Some of the entries — for various types of “obligations by program activity” — seem to represent expenses, but other “obligations” look revenue.
Example: The “marketplace user fees” entry for the new Patient Protection and Affordable Care Act (PPACA) public exchanges would go up to $1.1 billion in 2015, from $200 million this year, and that looks as if it must be revenue, not an expense, but it’s in the obligations section.
It’s all a mystery, but maybe not all that important of a mystery, because Republicans and Democrats will probably go into an electronic cigarette vapor filled room somewhere, push the country to the brink of nuclear war, then, just when the bombers are about to reach the point of no return, approve a tweaked version of the 2014 budget.
But I think one message is that the Obama administration is not optimistic about the idea that the country will spend much more on Administration for Community Living programs for the elderly.
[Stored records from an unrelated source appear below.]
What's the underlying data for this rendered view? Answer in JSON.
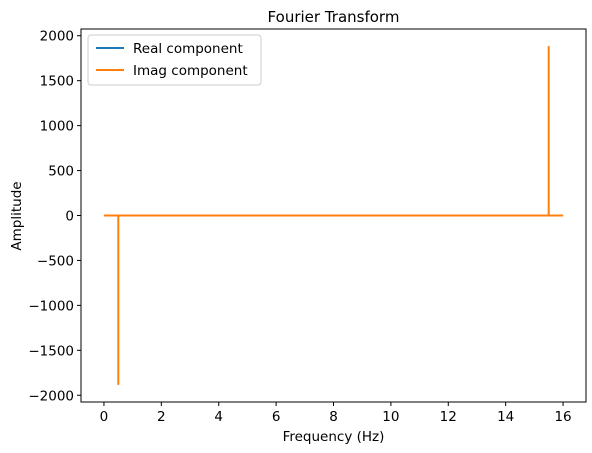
{
  "chart_data": {
    "type": "line",
    "title": "Fourier Transform",
    "xlabel": "Frequency (Hz)",
    "ylabel": "Amplitude",
    "xlim": [
      -0.8,
      16.8
    ],
    "ylim": [
      -2075,
      2075
    ],
    "xticks": [
      0,
      2,
      4,
      6,
      8,
      10,
      12,
      14,
      16
    ],
    "yticks": [
      -2000,
      -1500,
      -1000,
      -500,
      0,
      500,
      1000,
      1500,
      2000
    ],
    "xtick_labels": [
      "0",
      "2",
      "4",
      "6",
      "8",
      "10",
      "12",
      "14",
      "16"
    ],
    "ytick_labels": [
      "−2000",
      "−1500",
      "−1000",
      "−500",
      "0",
      "500",
      "1000",
      "1500",
      "2000"
    ],
    "grid": false,
    "legend": {
      "position": "top-left"
    },
    "series": [
      {
        "name": "Real component",
        "color": "#1f77b4",
        "x": [
          0,
          0.5,
          0.5,
          0.5,
          15.5,
          15.5,
          15.5,
          16
        ],
        "y": [
          0,
          0,
          0,
          0,
          0,
          0,
          0,
          0
        ]
      },
      {
        "name": "Imag component",
        "color": "#ff7f0e",
        "x": [
          0,
          0.5,
          0.5,
          0.5,
          15.5,
          15.5,
          15.5,
          16
        ],
        "y": [
          0,
          0,
          -1885,
          0,
          0,
          1885,
          0,
          0
        ]
      }
    ]
  }
}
The budget includes $380 million for a senior employment program, but the allocations for many other nice little programs for the elderly, such as a long-term care ombudsman program ($16 million) or an Alzheimer’s disease initiative ($11 million) are flat.
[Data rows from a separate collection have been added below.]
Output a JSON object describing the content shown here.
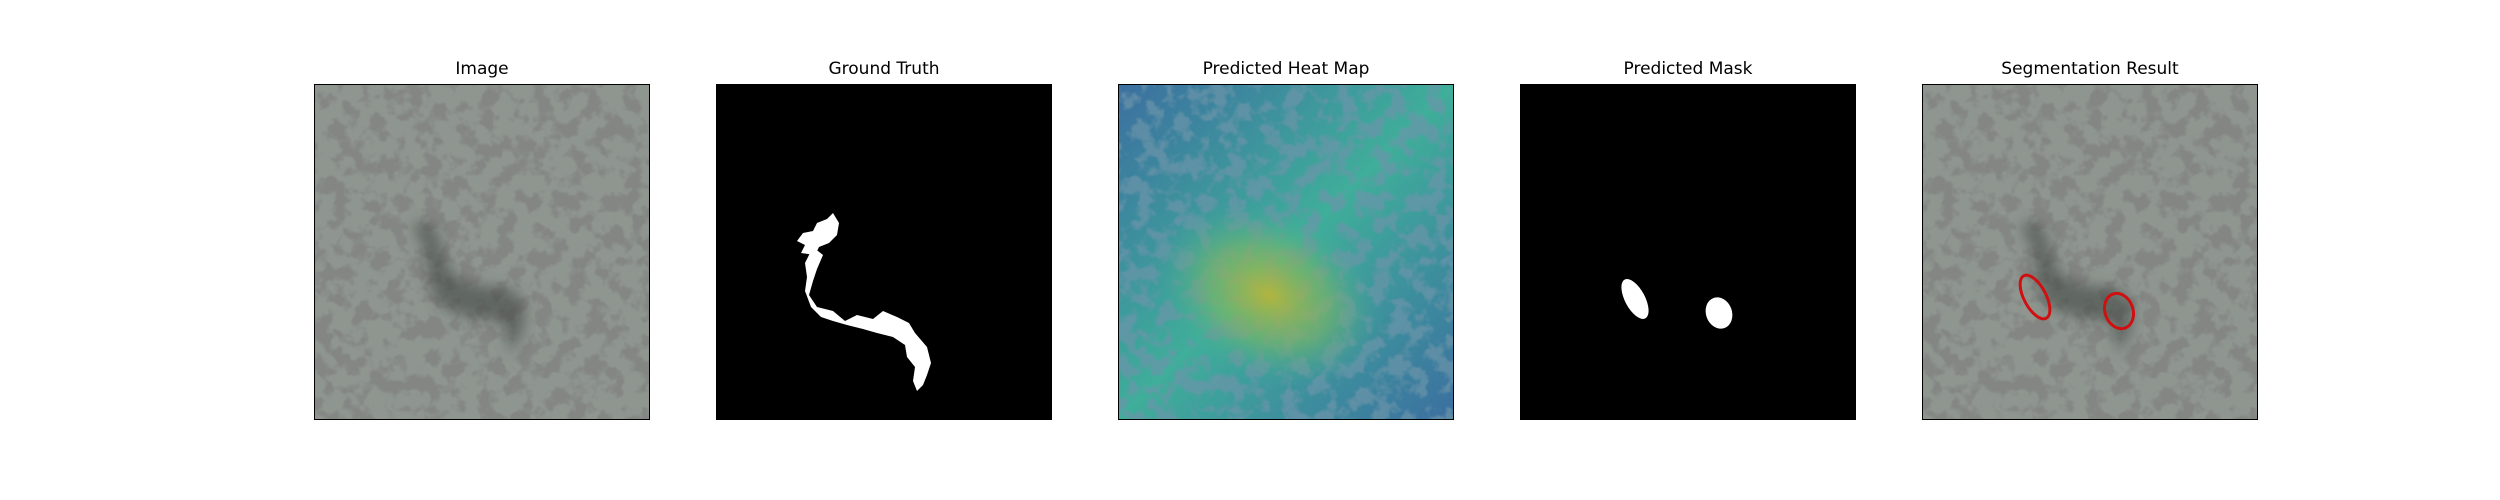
{
  "figure": {
    "panels": [
      {
        "title": "Image"
      },
      {
        "title": "Ground Truth"
      },
      {
        "title": "Predicted Heat Map"
      },
      {
        "title": "Predicted Mask"
      },
      {
        "title": "Segmentation Result"
      }
    ]
  },
  "colors": {
    "texture_base": "#8f9690",
    "texture_spot": "#3a3d3a",
    "mask_background": "#000000",
    "mask_foreground": "#ffffff",
    "heat_low": "#3b6fa0",
    "heat_mid": "#3fae9a",
    "heat_high": "#b8b53a",
    "contour": "#d01010"
  }
}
Some, including an item for an Aging and Disability Resources Center ($6 million this year) seem to go to zero in 2015.
Maybe, in some cases, the administration has simply shifted funding for programs from one part of the budget to another.
In some cases, maybe the programs really aren’t all that necessary. If, for example, the government is spending just $6 million on an Aging and Disability Resources Center: On the one hand, the center sounds really nice. On the other hand, couldn’t there be some way to get a private organization to write a check and create a bigger, better version of the same center?
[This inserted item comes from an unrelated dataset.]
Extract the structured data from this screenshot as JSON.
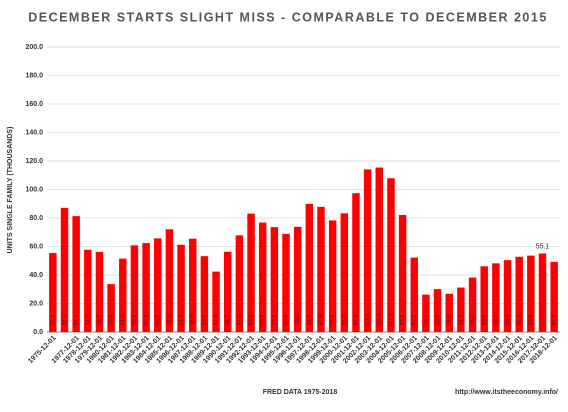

But, whether you love government spending on information resource centers or think the government would be better off blowing off the idea entirely, or just paying eHealth a little cash for aging resources custom content campaign: The Democratic “big spenders” are not being particularly ambitious about aging resources programs.
If this is what big spending looks like in fiscal year 2015 — when the baby boomers are obviously getting creaky, but we actually haven’t had to spend much money on their care yet, and are still able to keep up the illusion that we’re solvent — then government big spending on aging resources in 2035 may not be pretty.
All sorts of factors could go surprisingly well and ease our problems.
But, if current trends continue, there simply is no practical alternative to private long-term care (LTC) planning. The federal government is not going to come to the rescue.